Reconfirming the building as part of Grosvenor Square Garden forms the basic premise of the design. The removal of all external security measures accrued over the years, as well as the original perimeter glacis, reinforces the connection of the building to its surroundings. Retail, restaurant and bar units are located on the ground floor and connect to a newly landscaped public realm, creating an active street front.

Internally, several additions and modifications had compromised the original design intentions. Central to enhancing Saarinen’s vision is the treatment of the first floor. All partitions, which were added to create separate office spaces, have been removed allowing a continuous reading of the exposed concrete diagrid ceiling – one of the building’s most unique features.
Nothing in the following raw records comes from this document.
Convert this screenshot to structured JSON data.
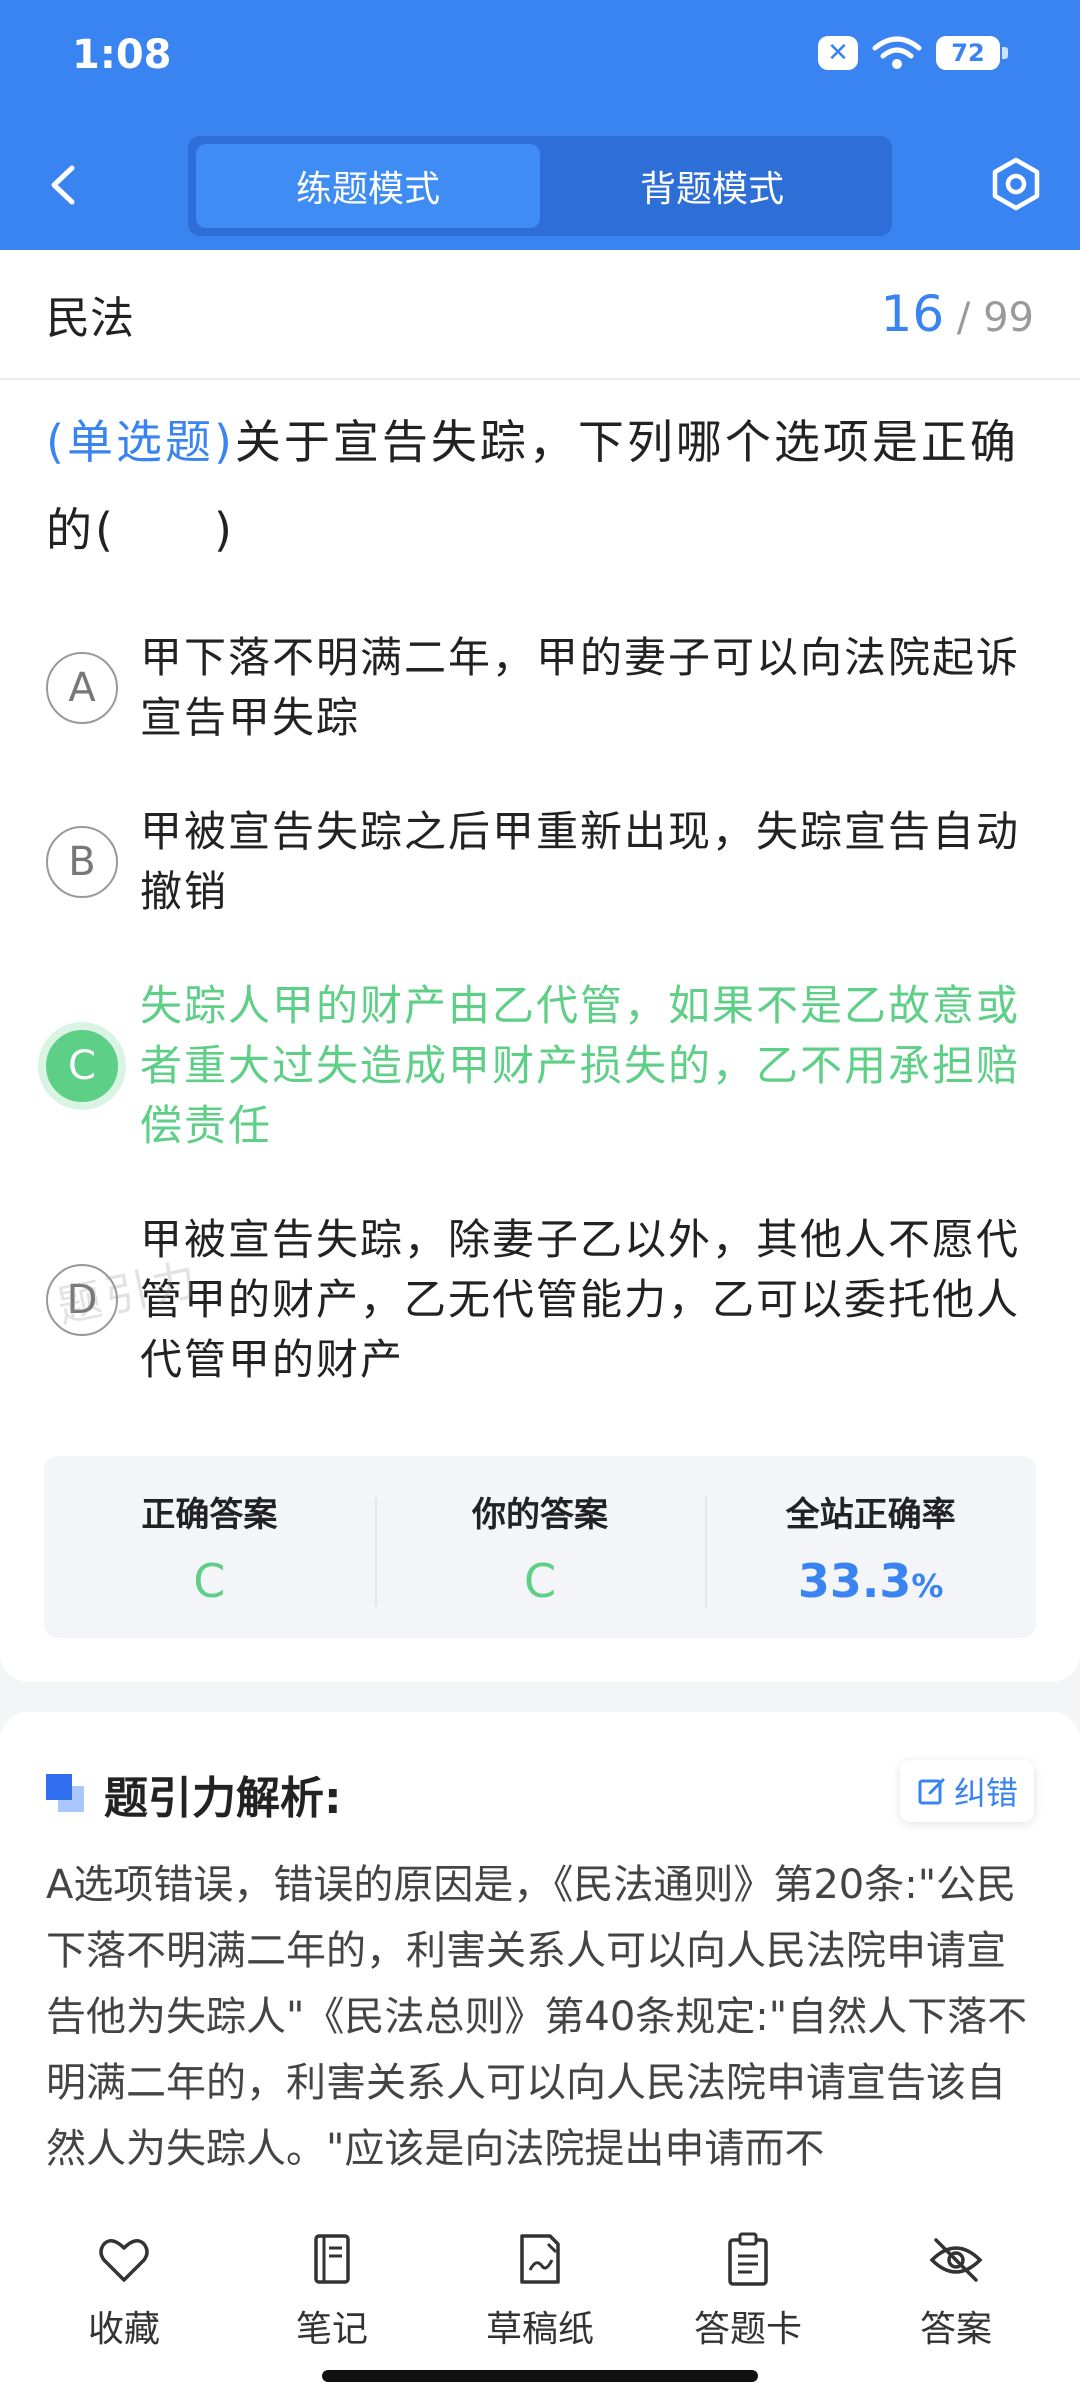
{
  "status_bar": {
    "time": "1:08",
    "battery": "72"
  },
  "header": {
    "modes": [
      "练题模式",
      "背题模式"
    ],
    "active_mode": "练题模式"
  },
  "question_meta": {
    "subject": "民法",
    "current": "16",
    "separator": "/",
    "total": "99"
  },
  "question": {
    "type": "(单选题)",
    "text": "关于宣告失踪，下列哪个选项是正确的(　　)"
  },
  "options": [
    {
      "letter": "A",
      "text": "甲下落不明满二年，甲的妻子可以向法院起诉宣告甲失踪"
    },
    {
      "letter": "B",
      "text": "甲被宣告失踪之后甲重新出现，失踪宣告自动撤销"
    },
    {
      "letter": "C",
      "text": "失踪人甲的财产由乙代管，如果不是乙故意或者重大过失造成甲财产损失的，乙不用承担赔偿责任"
    },
    {
      "letter": "D",
      "text": "甲被宣告失踪，除妻子乙以外，其他人不愿代管甲的财产，乙无代管能力，乙可以委托他人代管甲的财产"
    }
  ],
  "watermark": "题引力",
  "result": {
    "correct_label": "正确答案",
    "correct_value": "C",
    "yours_label": "你的答案",
    "yours_value": "C",
    "rate_label": "全站正确率",
    "rate_value": "33.3",
    "rate_unit": "%"
  },
  "analysis": {
    "title": "题引力解析:",
    "report_label": "纠错",
    "text": "A选项错误，错误的原因是，《民法通则》第20条:\"公民下落不明满二年的，利害关系人可以向人民法院申请宣告他为失踪人\"《民法总则》第40条规定:\"自然人下落不明满二年的，利害关系人可以向人民法院申请宣告该自然人为失踪人。\"应该是向法院提出申请而不"
  },
  "bottom_nav": [
    {
      "label": "收藏",
      "icon": "heart-icon"
    },
    {
      "label": "笔记",
      "icon": "notebook-icon"
    },
    {
      "label": "草稿纸",
      "icon": "draft-paper-icon"
    },
    {
      "label": "答题卡",
      "icon": "answer-card-icon"
    },
    {
      "label": "答案",
      "icon": "eye-off-icon"
    }
  ],
  "colors": {
    "primary": "#3a84f2",
    "correct": "#5ecf86"
  }
}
The diagrid ceiling is restored and extended to create a grand, open piano nobile that reaffirms the original intention for the building to appear as a ‘palace on the park’. The restaurants and lobby lounge overlook the square while the rear section contains the reception and events spaces.

The upper floors are largely re-built behind the existing façade to house the guest rooms, distributed around a new central atrium. The basement contains the ballroom, spa and retail units as well as car parking and plant rooms. A vertically extended storey topped with a pavilion forms a new crown for the building. It follows the established language of the floors below with a new rhythm and increased floor-to-ceiling height. The design is the result of historical investigations which revealed an early Saarinen proposal suggesting a similar approach. The pavilion contains further guest rooms and additional public facilities that open on to terraces with views over Grosvenor Square to the east and towards Hyde Park to the west.

The Portland stone window surrounds of the historic façade have been restored and the envelope upgraded to achieve ambitious sustainability targets. In addition to the retained fabric on site, more than 4,000 individual elements have been carefully disassembled for cleaning and refurbishment before being reinstalled. The set-back penthouse floor is accentuated with gold anodised aluminium, a reference to the landmark gilded aluminium eagle sculpture by American artist Theodore Roszak, which has graced the building since its opening. This sculpture was fully restored and returned to the façade.